A magnetic resonance imaging scan of the cervical cord, nerve roots, and brachial plexus was normal. Electrodiagnostic evaluation two weeks from symptom onset found evidence of a sensorimotor neuropathy affecting upper and lower limbs (table 1). The reason for the delay in nerve conduction and electromyography is that signs of denervation (which would indicate a more severe injury with axonal disruption rather than neuropraxia) take seven to ten days to develop in affected muscles.

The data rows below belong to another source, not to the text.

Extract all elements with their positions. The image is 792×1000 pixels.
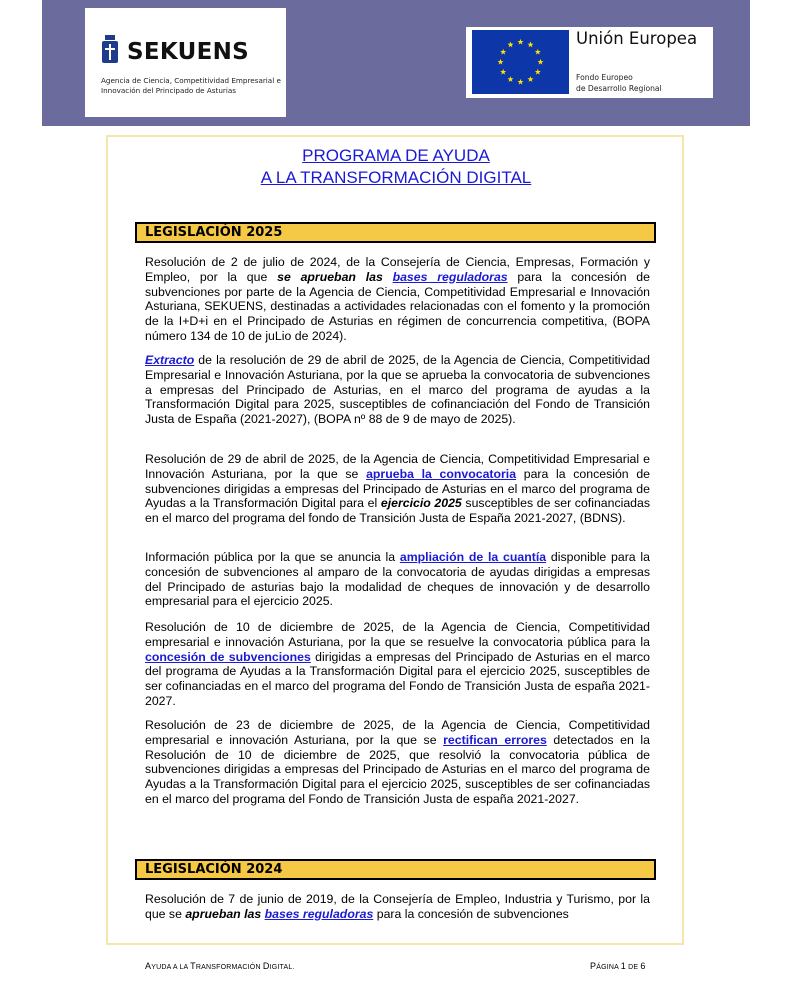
- eu-sub-line1: Fondo Europeo: [576, 73, 633, 82]
- asturias-crest-icon: [101, 35, 119, 65]
- title-line1[interactable]: PROGRAMA DE AYUDA: [302, 146, 490, 165]
- footer-page-number: PÁGINA 1 DE 6: [590, 961, 646, 971]
- rectifican-errores-link[interactable]: rectifican errores: [443, 732, 547, 747]
- aprueba-convocatoria-link[interactable]: aprueba la convocatoria: [366, 466, 517, 481]
- concesion-subvenciones-link[interactable]: concesión de subvenciones: [145, 649, 311, 664]
- bases-reguladoras-link[interactable]: bases reguladoras: [392, 269, 508, 284]
- paragraph-ampliacion: Información pública por la que se anuncia la ampliación de la cuantía disponible para la concesión de subvenciones al amparo de la convocatoria de ayudas dirigidas a empresas del Principado de asturias bajo la modalidad de cheques de innovación y de desarrollo empresarial para el ejercicio 2025.: [145, 550, 650, 609]
- eu-flag-icon: [472, 30, 569, 94]
- section-heading-2025: LEGISLACIÓN 2025: [135, 222, 656, 243]
- eu-title: Unión Europea: [576, 29, 698, 48]
- paragraph-extracto: Extracto de la resolución de 29 de abril de 2025, de la Agencia de Ciencia, Competitividad Empresarial e Innovación Asturiana, por la que se aprueba la convocatoria de subvenciones a empresas del Principado de Asturias, en el marco del programa de ayudas a la Transformación Digital para 2025, susceptibles de cofinanciación del Fondo de Transición Justa de España (2021-2027), (BOPA nº 88 de 9 de mayo de 2025).: [145, 353, 650, 427]
- extracto-link[interactable]: Extracto: [145, 353, 195, 367]
- sekuens-tagline: Agencia de Ciencia, Competitividad Empresarial e Innovación del Principado de Asturias: [101, 76, 281, 95]
- paragraph-concesion: Resolución de 10 de diciembre de 2025, de la Agencia de Ciencia, Competitividad empresarial e innovación Asturiana, por la que se resuelve la convocatoria pública para la concesión de subvenciones dirigidas a empresas del Principado de Asturias en el marco del programa de Ayudas a la Transformación Digital para el ejercicio 2025, susceptibles de ser cofinanciadas en el marco del programa del Fondo de Transición Justa de españa 2021-2027.: [145, 620, 651, 708]
- paragraph-bases-2019: Resolución de 7 de junio de 2019, de la Consejería de Empleo, Industria y Turismo, por la que se aprueban las bases reguladoras para la concesión de subvenciones: [145, 892, 650, 921]
- paragraph-convocatoria: Resolución de 29 de abril de 2025, de la Agencia de Ciencia, Competitividad Empresarial e Innovación Asturiana, por la que se aprueba la convocatoria para la concesión de subvenciones dirigidas a empresas del Principado de Asturias en el marco del programa de Ayudas a la Transformación Digital para el ejercicio 2025 susceptibles de ser cofinanciadas en el marco del programa del fondo de Transición Justa de España 2021-2027, (BDNS).: [145, 452, 651, 526]
- bases-reguladoras-2019-link[interactable]: bases reguladoras: [264, 906, 374, 921]
- ampliacion-cuantia-link[interactable]: ampliación de la cuantía: [399, 550, 547, 564]
- eu-sub-line2: de Desarrollo Regional: [576, 83, 662, 93]
- sekuens-logo[interactable]: [85, 8, 286, 117]
- paragraph-bases-2024: Resolución de 2 de julio de 2024, de la Consejería de Ciencia, Empresas, Formación y Empleo, por la que se aprueban las bases reguladoras para la concesión de subvenciones por parte de la Agencia de Ciencia, Competitividad Empresarial e Innovación Asturiana, SEKUENS, destinadas a actividades relacionadas con el fomento y la promoción de la I+D+i en el Principado de Asturias en régimen de concurrencia competitiva, (BOPA número 134 de 10 de juLio de 2024).: [145, 255, 650, 343]
- eu-subtitle: [576, 73, 662, 94]
- eu-logo[interactable]: [466, 27, 713, 98]
- sekuens-brand: SEKUENS: [127, 39, 249, 65]
- footer-document-title: AYUDA A LA TRANSFORMACIÓN DIGITAL.: [145, 961, 295, 971]
- title-line2[interactable]: A LA TRANSFORMACIÓN DIGITAL: [260, 168, 532, 187]
- paragraph-rectifican: Resolución de 23 de diciembre de 2025, de la Agencia de Ciencia, Competitividad empresarial e innovación Asturiana, por la que se rectifican errores detectados en la Resolución de 10 de diciembre de 2025, que resolvió la convocatoria pública de subvenciones dirigidas a empresas del Principado de Asturias en el marco del programa de Ayudas a la Transformación Digital para el ejercicio 2025, susceptibles de ser cofinanciadas en el marco del programa del Fondo de Transición Justa de españa 2021-2027.: [145, 718, 650, 806]
- section-heading-2024: LEGISLACIÓN 2024: [135, 859, 656, 880]
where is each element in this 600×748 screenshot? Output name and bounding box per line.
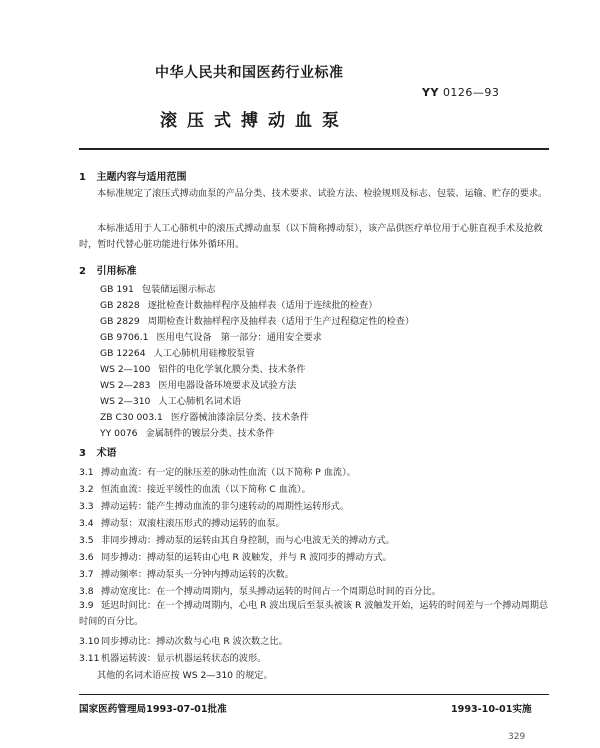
- reference-title: 医用电器设备环境要求及试验方法: [158, 380, 297, 391]
- reference-item: [100, 297, 377, 311]
- document-title: 滚压式搏动血泵: [160, 111, 349, 131]
- reference-item: [100, 377, 296, 391]
- reference-code: GB 9706.1: [100, 332, 149, 343]
- reference-title: 人工心肺机名词术语: [158, 396, 242, 407]
- reference-item: [100, 329, 322, 343]
- term-text: 同步搏动：搏动泵的运转由心电 R 波触发，并与 R 波同步的搏动方式。: [101, 552, 392, 563]
- term-text: 机器运转波：显示机器运转状态的波形。: [101, 653, 267, 664]
- reference-title: 医用电气设备 第一部分：通用安全要求: [156, 332, 322, 343]
- approval-statement: 国家医药管理局1993-07-01批准: [79, 704, 227, 715]
- term-number: 3.11: [79, 653, 100, 664]
- term-definition: [79, 583, 441, 597]
- reference-title: 金属制件的镀层分类、技术条件: [145, 428, 275, 439]
- term-text: 搏动宽度比：在一个搏动周期内，泵头搏动运转的时间占一个周期总时间的百分比。: [101, 586, 441, 597]
- reference-code: GB 2828: [100, 300, 140, 311]
- term-definition: [79, 515, 285, 529]
- term-text: 恒流血流：接近平缓性的血流（以下简称 C 血流）。: [101, 484, 311, 495]
- issuing-organization: 中华人民共和国医药行业标准: [155, 65, 344, 81]
- section-number: 1: [79, 172, 86, 183]
- term-definition: [79, 532, 395, 546]
- standard-code-number: 0126—93: [442, 86, 500, 99]
- term-text: 搏动运转：能产生搏动血流的非匀速转动的周期性运转形式。: [101, 501, 350, 512]
- term-number: 3.1: [79, 467, 94, 478]
- term-number: 3.6: [79, 552, 94, 563]
- page-number: 329: [508, 732, 526, 742]
- section-1-paragraph-1: [79, 186, 550, 202]
- reference-item: [100, 409, 309, 423]
- term-definition: [79, 498, 349, 512]
- header-divider: [79, 148, 549, 150]
- terms-note: 其他的名词术语应按 WS 2—310 的规定。: [97, 670, 273, 681]
- reference-code: GB 12264: [100, 348, 146, 359]
- reference-item: [100, 361, 305, 375]
- reference-title: 人工心肺机用硅橡胶泵管: [153, 348, 255, 359]
- reference-item: [100, 393, 241, 407]
- section-1-paragraph-2: [79, 221, 550, 252]
- term-definition: [79, 650, 266, 664]
- section-2-heading: [79, 262, 136, 277]
- section-title: 主题内容与适用范围: [96, 172, 187, 183]
- paragraph-text: 本标准规定了滚压式搏动血泵的产品分类、技术要求、试验方法、检验规则及标志、包装、运输、贮存的要求。: [97, 188, 548, 199]
- reference-code: WS 2—100: [100, 364, 151, 375]
- term-number: 3.9: [79, 600, 94, 611]
- reference-item: [100, 313, 414, 327]
- term-definition: [79, 566, 294, 580]
- term-number: 3.4: [79, 518, 94, 529]
- term-text: 搏动频率：搏动泵头一分钟内搏动运转的次数。: [101, 569, 294, 580]
- reference-item: [100, 281, 215, 295]
- term-text: 同步搏动比：搏动次数与心电 R 波次数之比。: [101, 636, 288, 647]
- section-number: 2: [79, 266, 86, 277]
- reference-title: 铝件的电化学氧化膜分类、技术条件: [158, 364, 306, 375]
- reference-item: [100, 425, 274, 439]
- section-title: 术语: [96, 448, 117, 459]
- reference-title: 周期检查计数抽样程序及抽样表（适用于生产过程稳定性的检查）: [147, 316, 415, 327]
- term-definition: [79, 598, 552, 629]
- reference-code: WS 2—283: [100, 380, 151, 391]
- footer-divider: [79, 694, 549, 695]
- standard-code: [422, 86, 499, 99]
- reference-item: [100, 345, 255, 359]
- reference-title: 医疗器械油漆涂层分类、技术条件: [170, 412, 309, 423]
- reference-title: 包装储运图示标志: [141, 284, 216, 295]
- section-number: 3: [79, 448, 86, 459]
- term-definition: [79, 549, 392, 563]
- term-definition: [79, 633, 288, 647]
- reference-code: GB 191: [100, 284, 134, 295]
- term-text: 搏动血流：有一定的脉压差的脉动性血流（以下简称 P 血流）。: [101, 467, 356, 478]
- reference-code: WS 2—310: [100, 396, 151, 407]
- reference-code: GB 2829: [100, 316, 140, 327]
- paragraph-text: 本标准适用于人工心肺机中的滚压式搏动血泵（以下简称搏动泵），该产品供医疗单位用于心脏直视手术及抢救时，暂时代替心脏功能进行体外循环用。: [79, 223, 543, 250]
- reference-title: 逐批检查计数抽样程序及抽样表（适用于连续批的检查）: [147, 300, 378, 311]
- standard-code-prefix: YY: [422, 86, 439, 99]
- term-definition: [79, 481, 311, 495]
- term-number: 3.3: [79, 501, 94, 512]
- term-number: 3.8: [79, 586, 94, 597]
- term-text: 延迟时间比：在一个搏动周期内，心电 R 波出现后至泵头被该 R 波触发开始，运转的时间差与一个搏动周期总时间的百分比。: [79, 600, 549, 627]
- term-number: 3.5: [79, 535, 94, 546]
- term-number: 3.2: [79, 484, 94, 495]
- term-definition: [79, 464, 356, 478]
- section-title: 引用标准: [96, 266, 137, 277]
- reference-code: ZB C30 003.1: [100, 412, 163, 423]
- term-number: 3.7: [79, 569, 94, 580]
- implementation-date: 1993-10-01实施: [451, 704, 532, 715]
- term-number: 3.10: [79, 636, 100, 647]
- reference-code: YY 0076: [100, 428, 138, 439]
- term-text: 非同步搏动：搏动泵的运转由其自身控制，而与心电波无关的搏动方式。: [101, 535, 395, 546]
- section-3-heading: [79, 444, 116, 459]
- term-text: 搏动泵：双滚柱滚压形式的搏动运转的血泵。: [101, 518, 285, 529]
- section-1-heading: [79, 168, 186, 183]
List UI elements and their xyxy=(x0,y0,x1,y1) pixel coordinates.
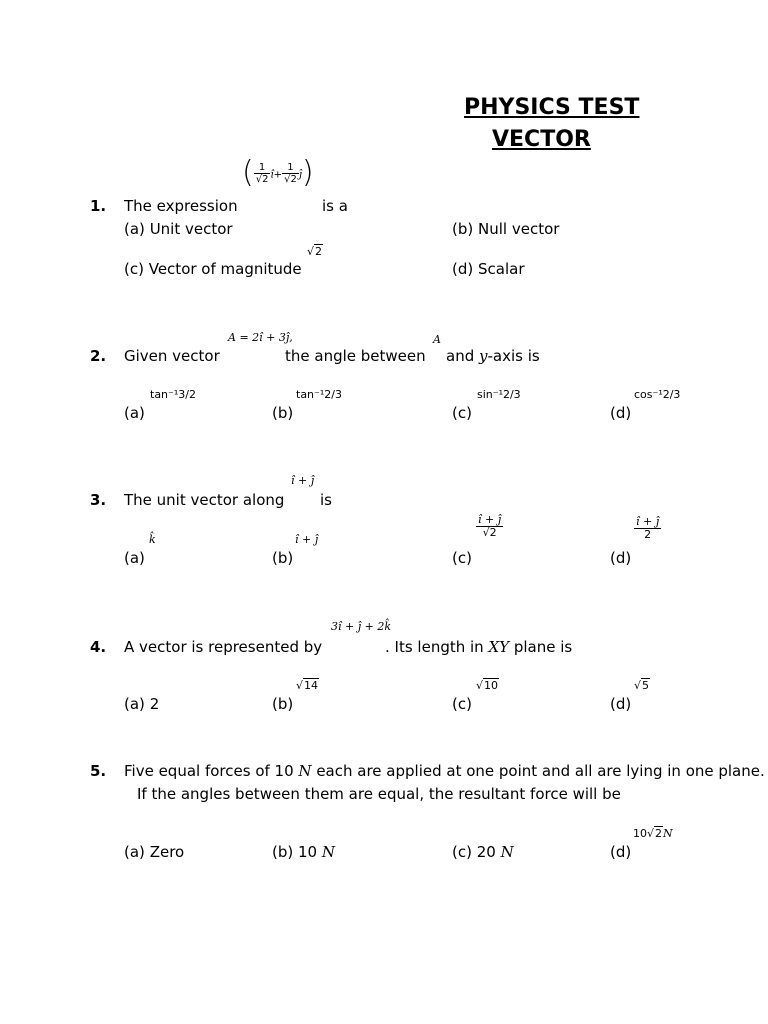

Prolonged distal latencies with slowing at common sites of compression (including the elbow, carpal tunnel, and the fibular neck) were found. Needle electromyography showed considerably reduced recruitment patterns, but no evidence of active denervation. Fluorescein in situ hybridisation testing showed a deletion on chromosome 17p11.2, as seen in most cases of HNPP.² The patient’s father was found to have the same deletion. The patient made a good recovery, but return of strength took some nine months.

DISCUSSION

Recurrent painless neuropathies, caused by minor trauma, are characteristic of HNPP. In this autosomal dominant disorder caused by mutations in the peripheral myelin protein 22 gene (PMP22), phenotypic variation is quite variable² often with asymptomatic relatives. PMP22, a membrane glycolipid protein of peripheral nervous system myelin, is thought to play a role in myelin formation and integrity.³ The gene encoding PMP22 is on chromosome 17p11.2. This 1.5 Mb segment is deleted in most cases of HNPP, but frame shift, nonsense, and reciprocal translocation defects have been described.^3,4 Interestingly, the PMP22 gene is duplicated in Charcot-Marie tooth disease type 1A.³

Bilateral brachial plexopathy is an unusual finding of HNPP,^2,5,6 and this case was quite a remarkable first manifestation of this disease. Mononeuropathies are more common, as described by Mouton et al² (table 2). We postulate that the tight harness around the shoulders led to a compressive neuropraxic injury.

Conclusion

Parachuting injuries are common because of the rapid deceleration forces involved and the popularity of the sport. In a study during the 1980s of 110 000 sports jumps,⁷ Ellitsgaard reported serious injuries requiring medical treatment at a rate of 0.14% of jumps. Most of these were fractures or serious soft tissue injuries. Neurological injury is less common,⁷ but the consequences can be profound. It is important to take appropriate steps to prevent further cord injury (including spinal immobilisation) before transfer for further investigation at an appropriate facility. In the above parachute study, there were six deaths in the 110 000 jumps (0.005%).

Our patient highlights the vulnerability of patients with HNPP to nerve damage. Practical advice, such as to avoid carrying heavy bags over the shoulders, resting on the elbows, or crossing the legs, is very important to prevent these problems.^4,6 Tight harnesses such as in parachuting, rock climbing, and abseiling should be used with caution in such patients.